Importações sobem em produtos acabados e caem em insumos
Os dados de comércio exterior mostram uma divisão estrutural no setor. A FITA informou que as importações de produtos finais, especialmente roupas, cresceram 54% em volume e 27% em valor em fevereiro. Nos dois primeiros meses do ano, as compras externas de vestuário acabado saltaram 82% em toneladas e 53% em dólares, segundo a entidade.
Dados de movimentação de contêineres obtidos pela Datamar demonstram um crescimento de 39% na quantidade de TEUs importados pela Argentina, entre janeiro de fevereiro de 2026, no setor de peças de vestuário feitas de tecido.

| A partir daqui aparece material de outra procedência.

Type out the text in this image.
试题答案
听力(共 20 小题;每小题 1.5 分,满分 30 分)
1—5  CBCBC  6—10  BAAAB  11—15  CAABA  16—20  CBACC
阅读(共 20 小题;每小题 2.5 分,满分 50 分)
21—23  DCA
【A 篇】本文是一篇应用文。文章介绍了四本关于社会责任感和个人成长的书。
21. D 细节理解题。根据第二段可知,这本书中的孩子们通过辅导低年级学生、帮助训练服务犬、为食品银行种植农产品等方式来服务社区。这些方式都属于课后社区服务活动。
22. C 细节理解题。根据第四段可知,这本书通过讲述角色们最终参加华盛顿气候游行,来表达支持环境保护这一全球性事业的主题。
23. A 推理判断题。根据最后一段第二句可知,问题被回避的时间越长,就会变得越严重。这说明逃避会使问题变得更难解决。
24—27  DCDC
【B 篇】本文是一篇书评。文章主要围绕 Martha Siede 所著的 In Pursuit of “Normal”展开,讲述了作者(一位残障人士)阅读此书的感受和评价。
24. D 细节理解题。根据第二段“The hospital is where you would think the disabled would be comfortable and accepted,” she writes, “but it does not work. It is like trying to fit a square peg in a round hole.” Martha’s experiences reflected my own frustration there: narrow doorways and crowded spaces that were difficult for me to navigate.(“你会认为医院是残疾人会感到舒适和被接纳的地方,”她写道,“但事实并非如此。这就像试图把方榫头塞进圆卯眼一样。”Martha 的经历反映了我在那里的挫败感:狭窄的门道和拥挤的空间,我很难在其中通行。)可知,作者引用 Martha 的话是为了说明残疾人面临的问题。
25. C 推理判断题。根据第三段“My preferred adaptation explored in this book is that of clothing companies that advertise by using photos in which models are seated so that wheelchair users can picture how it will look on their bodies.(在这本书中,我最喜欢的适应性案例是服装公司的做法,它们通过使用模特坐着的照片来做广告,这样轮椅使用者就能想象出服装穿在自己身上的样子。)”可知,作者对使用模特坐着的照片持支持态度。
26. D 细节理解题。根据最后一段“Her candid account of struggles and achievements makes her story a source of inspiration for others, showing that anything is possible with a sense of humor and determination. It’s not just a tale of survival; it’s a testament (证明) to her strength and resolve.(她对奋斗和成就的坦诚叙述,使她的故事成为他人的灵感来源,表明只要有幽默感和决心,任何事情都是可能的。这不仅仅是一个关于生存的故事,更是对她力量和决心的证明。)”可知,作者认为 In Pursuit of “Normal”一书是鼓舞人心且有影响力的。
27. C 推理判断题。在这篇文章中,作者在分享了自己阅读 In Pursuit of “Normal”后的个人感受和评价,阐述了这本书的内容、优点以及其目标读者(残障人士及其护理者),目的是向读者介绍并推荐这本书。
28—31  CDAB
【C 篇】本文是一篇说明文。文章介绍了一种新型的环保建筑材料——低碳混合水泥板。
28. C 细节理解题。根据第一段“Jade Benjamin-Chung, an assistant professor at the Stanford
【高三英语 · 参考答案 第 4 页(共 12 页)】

Confira mais detalhes a seguir:
Importações de Peças de Tecido | Argentina | Jan 2023 – Fev 2026 | TEUs
Fonte: DataLiner (clique aqui para solicitar uma demonstração)
Ao mesmo tempo, as importações de insumos essenciais para a produção local, como fios, matérias-primas e tecidos, caíram mais de 35% em volume e mais de 50% em valor. Para a FITA, esse padrão sugere que as fábricas estão comprando menos porque estão produzindo menos, enquanto a demanda doméstica passa a ser atendida de forma crescente por mercadorias importadas.
A entidade também alertou para o avanço da subfaturação nas importações têxteis. Segundo a FITA, mais de 70% dos produtos importados foram declarados com valores muito abaixo das referências históricas e, em muitos casos, abaixo do custo da principal matéria-prima. A federação citou exemplos como camisetas de algodão importadas por menos de US$ 0,01, toalhas abaixo de US$ 0,30 por quilo e jeans por menos de US$ 1, classificando essa prática como fonte de distorções de mercado e concorrência desleal para os fabricantes locais.
A Pro Tejer afirmou que, nos primeiros dez meses do ano passado, as importações totais de têxteis e vestuário chegaram a 332.696 toneladas, alta de 89% em relação ao mesmo período do ano anterior. Dentro desse total, os confeccionados avançaram 217% e as roupas, 166%, atingindo volumes recordes de importação, segundo a entidade. O Observatório Pyme acrescentou que 37% das pequenas e médias indústrias perderam participação no mercado interno para a concorrência estrangeira, o maior nível desde 2007, e disse que a China foi apontada como a principal origem da ameaça importadora por 73,3% das empresas.
Segundo as entidades, os preços não acompanharam a pressão enfrentada pelos produtores. A categoria “vestuário, couro e calçados” não registrou variação mensal em fevereiro de 2026, mas a Pro Tejer afirmou que essa desaceleração reflete rentabilidade negativa, com muitas vendas ocorrendo abaixo do custo em meio ao consumo enfraquecido e ao deslocamento da demanda para produtos importados.